Ungewöhnliche Harmonien? Damit wären wir beim für mich zweiten, großen Attribut dieser Musik. Olesens geschriebene Mischung aus überraschenden Akkorden und Akkordverläufen, und Referenzen auf frühere Epochen lähmt den zuckenden Finger auf der Skip-Taste des Musikplayers effektiv. Zeigt das Ensemble hier doch eine fast atemberaubende Interpretationssicherheit in der tief ins Werk verwobenen Mikrotonalität. Fehlende Klarheit wirkt da ja schnell mal so gar nicht gut. Aber nicht nur im Kleinen, auch die großen Erzählungen hat das Orchester raus, und blättert mit genau der richtigen Geschwindigkeit und Variabilität durch die vielen Seiten dieser reizvollen Wald-Geschichte, wird bei den Chopin-Verweisen im letzten Satz dann sogar etwas symphonisch.
Als Hörer schon reich beschenkt mit diesem ersten Teil, folgt dann das Cello Konzert, wobei Johannes Moser den Solopart übernimmt. Und da bekommt diese CD nochmal eine weitere Dimension an Attraktivität. Olesen, selbst ausgebildeter Cellist, komponierte hier vielleicht genau wegen des eigenen Hintergrundes ungewöhnlich und frisch. Die lange Kadenz am Anfang besteht fast komplett aus einer lebhaften Mixtur von modalen Skalen, die spielerisch, mit fast kindlicher Unruhe angelegt sind.

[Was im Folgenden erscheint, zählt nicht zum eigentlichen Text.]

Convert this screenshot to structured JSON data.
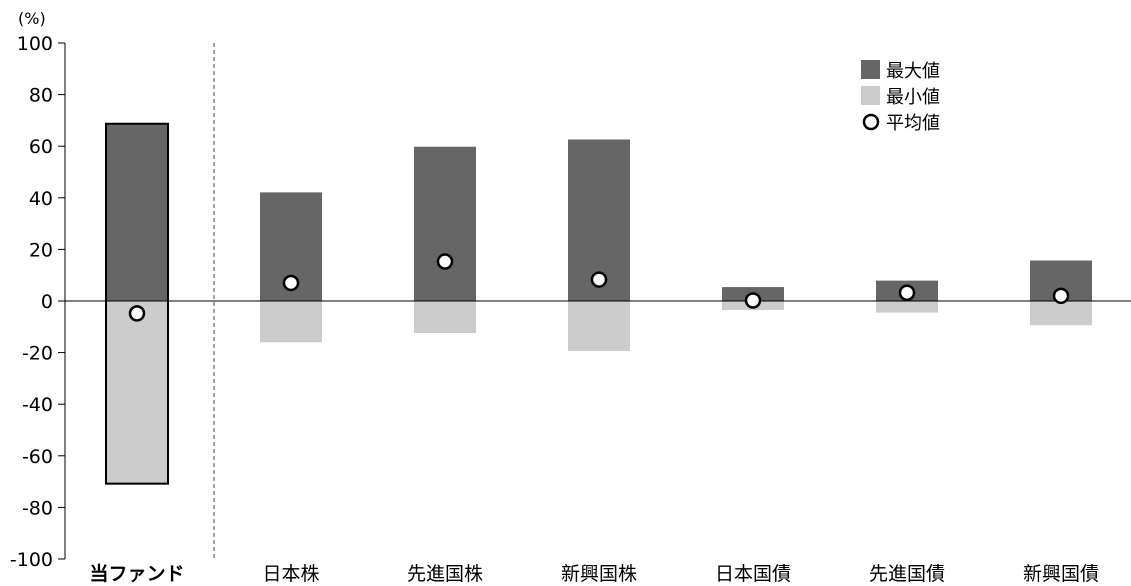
{
  "chart_data": {
    "type": "bar",
    "y_unit": "(%)",
    "ylim": [
      -100,
      100
    ],
    "y_ticks": [
      100,
      80,
      60,
      40,
      20,
      0,
      -20,
      -40,
      -60,
      -80,
      -100
    ],
    "grid": false,
    "legend_position": "top-right",
    "categories": [
      "当ファンド",
      "日本株",
      "先進国株",
      "新興国株",
      "日本国債",
      "先進国債",
      "新興国債"
    ],
    "series": [
      {
        "name": "最大値",
        "values": [
          68.7,
          42.1,
          59.8,
          62.6,
          5.4,
          7.9,
          15.7
        ]
      },
      {
        "name": "最小値",
        "values": [
          -70.8,
          -16.0,
          -12.4,
          -19.4,
          -3.5,
          -4.5,
          -9.4
        ]
      },
      {
        "name": "平均値",
        "values": [
          -4.8,
          7.0,
          15.3,
          8.3,
          0.2,
          3.2,
          2.0
        ]
      }
    ],
    "colors": {
      "max": "#666666",
      "min": "#cccccc",
      "avg_fill": "#ffffff",
      "avg_stroke": "#000000",
      "highlight_border": "#000000"
    }
  }
}
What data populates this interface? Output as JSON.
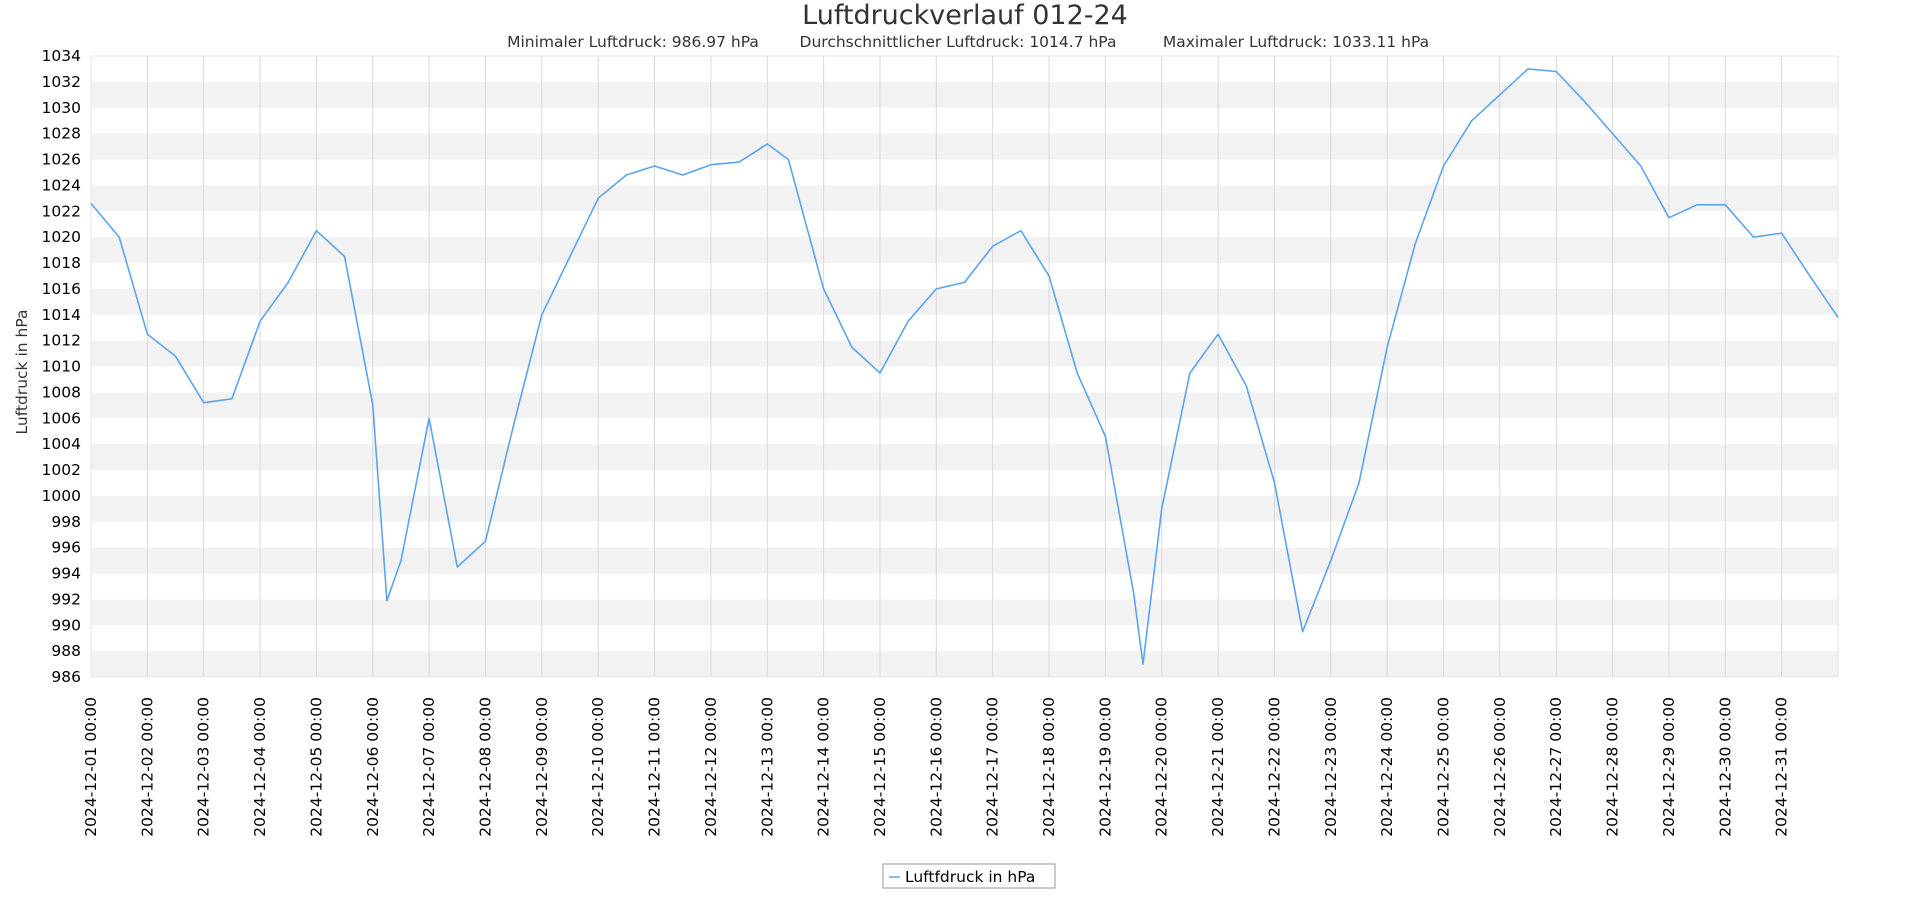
{
  "chart_data": {
    "type": "line",
    "title": "Luftdruckverlauf 012-24",
    "stats": [
      "Minimaler Luftdruck: 986.97 hPa",
      "Durchschnittlicher Luftdruck: 1014.7 hPa",
      "Maximaler Luftdruck: 1033.11 hPa"
    ],
    "xlabel": "",
    "ylabel": "Luftdruck in hPa",
    "ylim": [
      986,
      1034
    ],
    "ystep": 2,
    "xlim": [
      "2024-12-01 00:00",
      "2025-01-01 00:00"
    ],
    "x_tick_labels": [
      "2024-12-01 00:00",
      "2024-12-02 00:00",
      "2024-12-03 00:00",
      "2024-12-04 00:00",
      "2024-12-05 00:00",
      "2024-12-06 00:00",
      "2024-12-07 00:00",
      "2024-12-08 00:00",
      "2024-12-09 00:00",
      "2024-12-10 00:00",
      "2024-12-11 00:00",
      "2024-12-12 00:00",
      "2024-12-13 00:00",
      "2024-12-14 00:00",
      "2024-12-15 00:00",
      "2024-12-16 00:00",
      "2024-12-17 00:00",
      "2024-12-18 00:00",
      "2024-12-19 00:00",
      "2024-12-20 00:00",
      "2024-12-21 00:00",
      "2024-12-22 00:00",
      "2024-12-23 00:00",
      "2024-12-24 00:00",
      "2024-12-25 00:00",
      "2024-12-26 00:00",
      "2024-12-27 00:00",
      "2024-12-28 00:00",
      "2024-12-29 00:00",
      "2024-12-30 00:00",
      "2024-12-31 00:00"
    ],
    "grid": true,
    "legend": "bottom-center",
    "colors": {
      "line": "#5aa5ee",
      "band": "#f2f2f2",
      "grid": "#d9d9d9"
    },
    "series": [
      {
        "name": "Luftfdruck in hPa",
        "x": [
          "2024-12-01 00:00",
          "2024-12-01 12:00",
          "2024-12-02 00:00",
          "2024-12-02 12:00",
          "2024-12-03 00:00",
          "2024-12-03 12:00",
          "2024-12-04 00:00",
          "2024-12-04 12:00",
          "2024-12-05 00:00",
          "2024-12-05 12:00",
          "2024-12-06 00:00",
          "2024-12-06 06:00",
          "2024-12-06 12:00",
          "2024-12-07 00:00",
          "2024-12-07 12:00",
          "2024-12-08 00:00",
          "2024-12-08 12:00",
          "2024-12-09 00:00",
          "2024-12-09 12:00",
          "2024-12-10 00:00",
          "2024-12-10 12:00",
          "2024-12-11 00:00",
          "2024-12-11 12:00",
          "2024-12-12 00:00",
          "2024-12-12 12:00",
          "2024-12-13 00:00",
          "2024-12-13 09:00",
          "2024-12-13 18:00",
          "2024-12-14 00:00",
          "2024-12-14 12:00",
          "2024-12-15 00:00",
          "2024-12-15 12:00",
          "2024-12-16 00:00",
          "2024-12-16 12:00",
          "2024-12-17 00:00",
          "2024-12-17 12:00",
          "2024-12-18 00:00",
          "2024-12-18 12:00",
          "2024-12-19 00:00",
          "2024-12-19 12:00",
          "2024-12-19 16:00",
          "2024-12-20 00:00",
          "2024-12-20 12:00",
          "2024-12-21 00:00",
          "2024-12-21 12:00",
          "2024-12-22 00:00",
          "2024-12-22 12:00",
          "2024-12-23 00:00",
          "2024-12-23 12:00",
          "2024-12-24 00:00",
          "2024-12-24 12:00",
          "2024-12-25 00:00",
          "2024-12-25 12:00",
          "2024-12-26 00:00",
          "2024-12-26 12:00",
          "2024-12-27 00:00",
          "2024-12-27 12:00",
          "2024-12-28 00:00",
          "2024-12-28 12:00",
          "2024-12-29 00:00",
          "2024-12-29 12:00",
          "2024-12-30 00:00",
          "2024-12-30 12:00",
          "2024-12-31 00:00",
          "2024-12-31 12:00",
          "2025-01-01 00:00"
        ],
        "values": [
          1022.6,
          1020.0,
          1012.5,
          1010.8,
          1007.2,
          1007.5,
          1013.5,
          1016.5,
          1020.5,
          1018.5,
          1007.0,
          991.9,
          995.0,
          1006.0,
          994.5,
          996.5,
          1005.5,
          1014.0,
          1018.5,
          1023.0,
          1024.8,
          1025.5,
          1024.8,
          1025.6,
          1025.8,
          1027.2,
          1026.0,
          1020.0,
          1016.0,
          1011.5,
          1009.5,
          1013.5,
          1016.0,
          1016.5,
          1019.3,
          1020.5,
          1017.0,
          1009.5,
          1004.6,
          992.5,
          987.0,
          999.0,
          1009.5,
          1012.5,
          1008.5,
          1001.0,
          989.5,
          995.0,
          1001.0,
          1011.5,
          1019.5,
          1025.5,
          1029.0,
          1031.0,
          1033.0,
          1032.8,
          1030.5,
          1028.0,
          1025.5,
          1021.5,
          1022.5,
          1022.5,
          1020.0,
          1020.3,
          1017.0,
          1013.8
        ]
      }
    ]
  }
}
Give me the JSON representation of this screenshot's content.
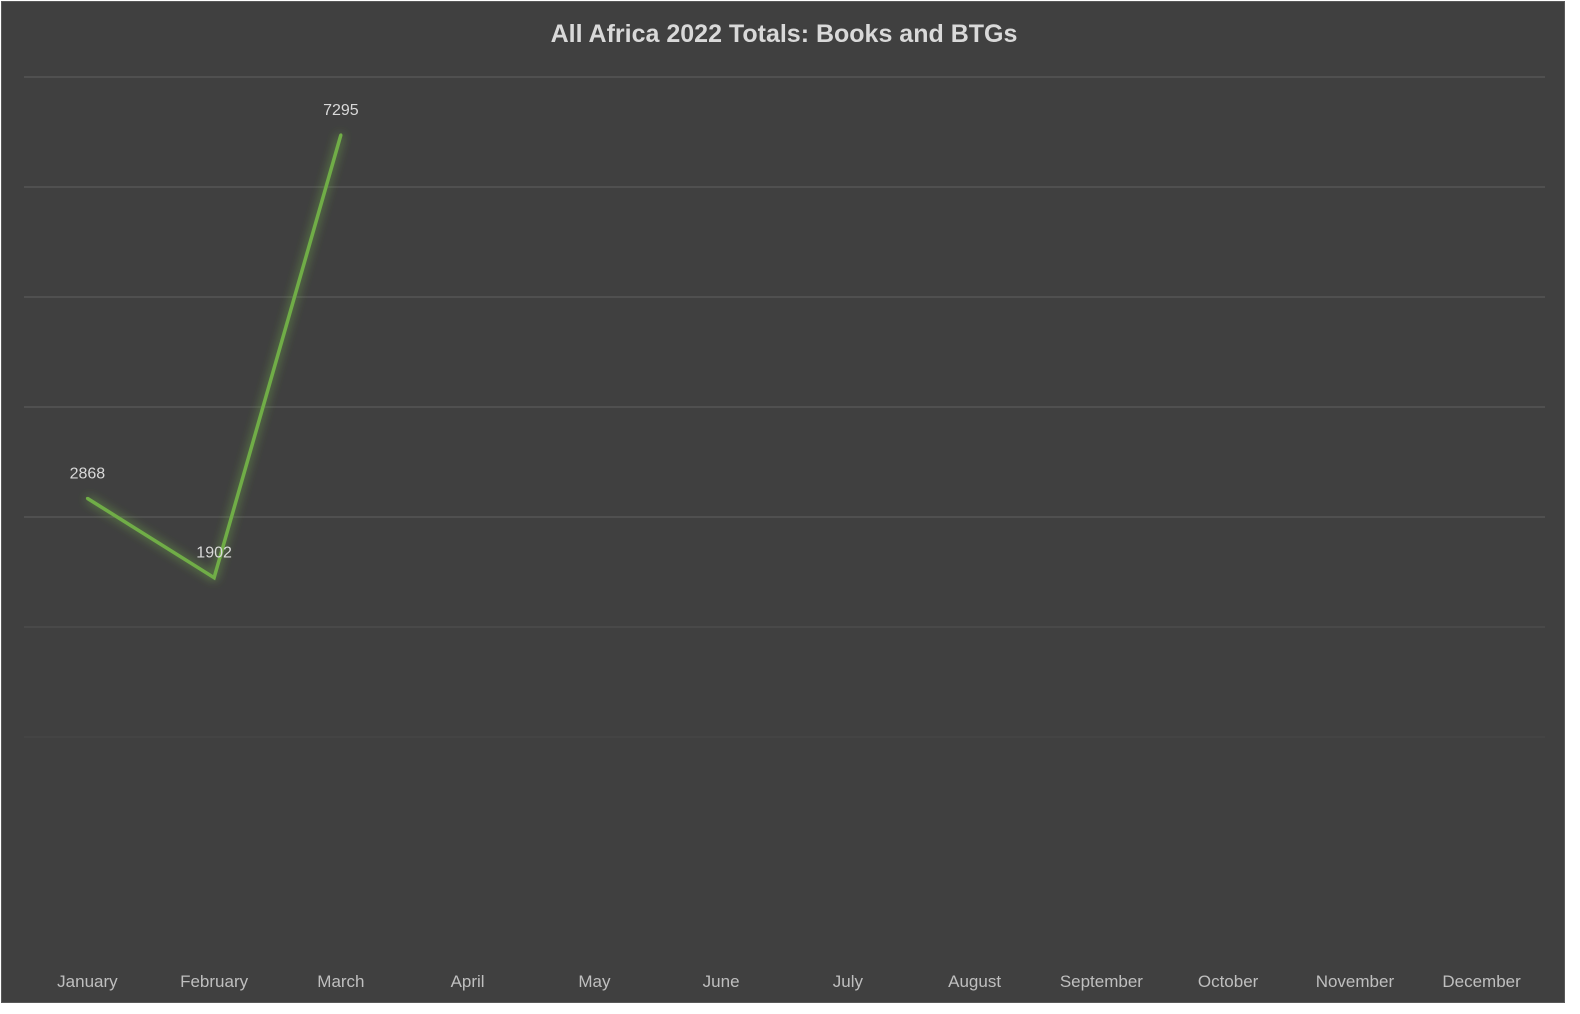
{
  "chart_data": {
    "type": "line",
    "title": "All Africa 2022 Totals: Books and BTGs",
    "xlabel": "",
    "ylabel": "",
    "categories": [
      "January",
      "February",
      "March",
      "April",
      "May",
      "June",
      "July",
      "August",
      "September",
      "October",
      "November",
      "December"
    ],
    "series": [
      {
        "values": [
          2868,
          1902,
          7295,
          null,
          null,
          null,
          null,
          null,
          null,
          null,
          null,
          null
        ],
        "data_labels": [
          "2868",
          "1902",
          "7295"
        ],
        "color": "#70ad47"
      }
    ],
    "ylim": [
      -1500,
      8000
    ],
    "grid": true,
    "legend": "none",
    "colors": {
      "background": "#404040",
      "gridline": "#595959",
      "text": "#d9d9d9",
      "series": "#70ad47"
    }
  }
}
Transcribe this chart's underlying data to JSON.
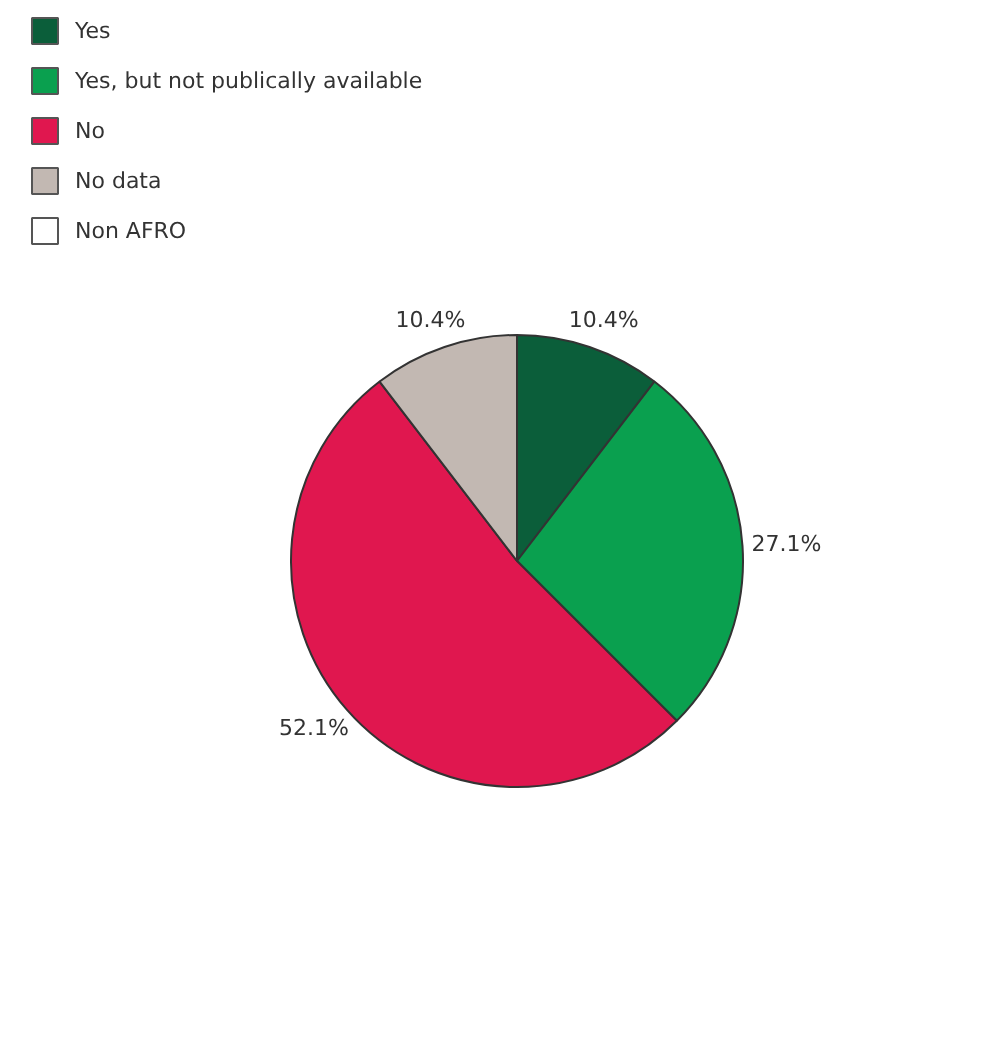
{
  "chart_data": {
    "type": "pie",
    "categories": [
      "Yes",
      "Yes, but not publically available",
      "No",
      "No data",
      "Non AFRO"
    ],
    "values": [
      10.4,
      27.1,
      52.1,
      10.4,
      0
    ],
    "colors": [
      "#0b5e3a",
      "#0aa04f",
      "#e0174f",
      "#c2b8b2",
      "#ffffff"
    ],
    "value_labels": [
      "10.4%",
      "27.1%",
      "52.1%",
      "10.4%",
      null
    ],
    "legend": "top left"
  }
}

Thomas Agerfeldt Olesen und das Werk
Und das Kindliche findet sich öfter in diesem Werk. Olesen schrieb das Konzert während seine Mutter im Sterben lag, die für ihn in bewegten Lebensphasen ein sicherer Hafen war. Während ihrer Pflege durch die Familie flossen viele Emotionen in das neue Werk ein, die der Komponist mit Strukturen zu bändigen versuchte. Strukturen, an die er sich jedoch heute nicht mehr genau erinnert. Diesem sehr persönlichen und intimen Hintergrund werden alle an der Aufnahme beteiligten Musiker*innen so vortrefflich gerecht, dass man beim Hören sehr leicht Geist und Herz mitfühlen lassen kann.
Johannes Moser, über alle technischen Anforderungen erhaben, geht so warmherzig die Zusammenarbeit mit dem Orchester ein, nimmt deren Stimmungen auf, fügt sich nahtlos ein wenn erforderlich. Mit seinem eigenen, charakteristisch im Vibrato gestalteten Ton ist er der perfekte Interpret für dieses Konzert, um die vielen flehenden Melodien ausdrucksstark zu gestalten, und damit Einblick in die wilde Gefühlswelt des Komponisten zu geben. Seine große Erfahrung in der Neuen Musik wird eindrucksvoll hörbar, wenn er wieder und wieder mit traumwandlerischer Sicherheit anspruchsvolle Harmonieverläufe gemeinsam mit dem Orchester zu einem musikalischen Gesamtbild formt, wodurch die Hörer*innen die Musik unverstellt als Verbildlichung von Gefühlen erleben können. Gerade im letzten Satz steigert Moser Hand in Hand mit den Bläsern, und lässt dann am Schluss zusammen mit den Streichern die Musik verschwinden.
Resümee
Weiterhin fällt auch Olesens Lust auf Instrumentierung auf. Während im ersten Werk unter anderem eine singende Säge zu hören ist, wirkt im Cellokonzert erfreulicherweise die in größeren klassischen Ensembles leider selten anzutreffende Konzertgitarre mit.
In dieser Aufnahme treffen verschiedene Charaktere aufeinander, und kombinieren ihre Stärken zu einem Hörerlebnis mit großer Tiefe. Ein weiteres Beispiel dafür, wieviel man verpassen kann, wenn man an Neuer Musik „vorbeihört“.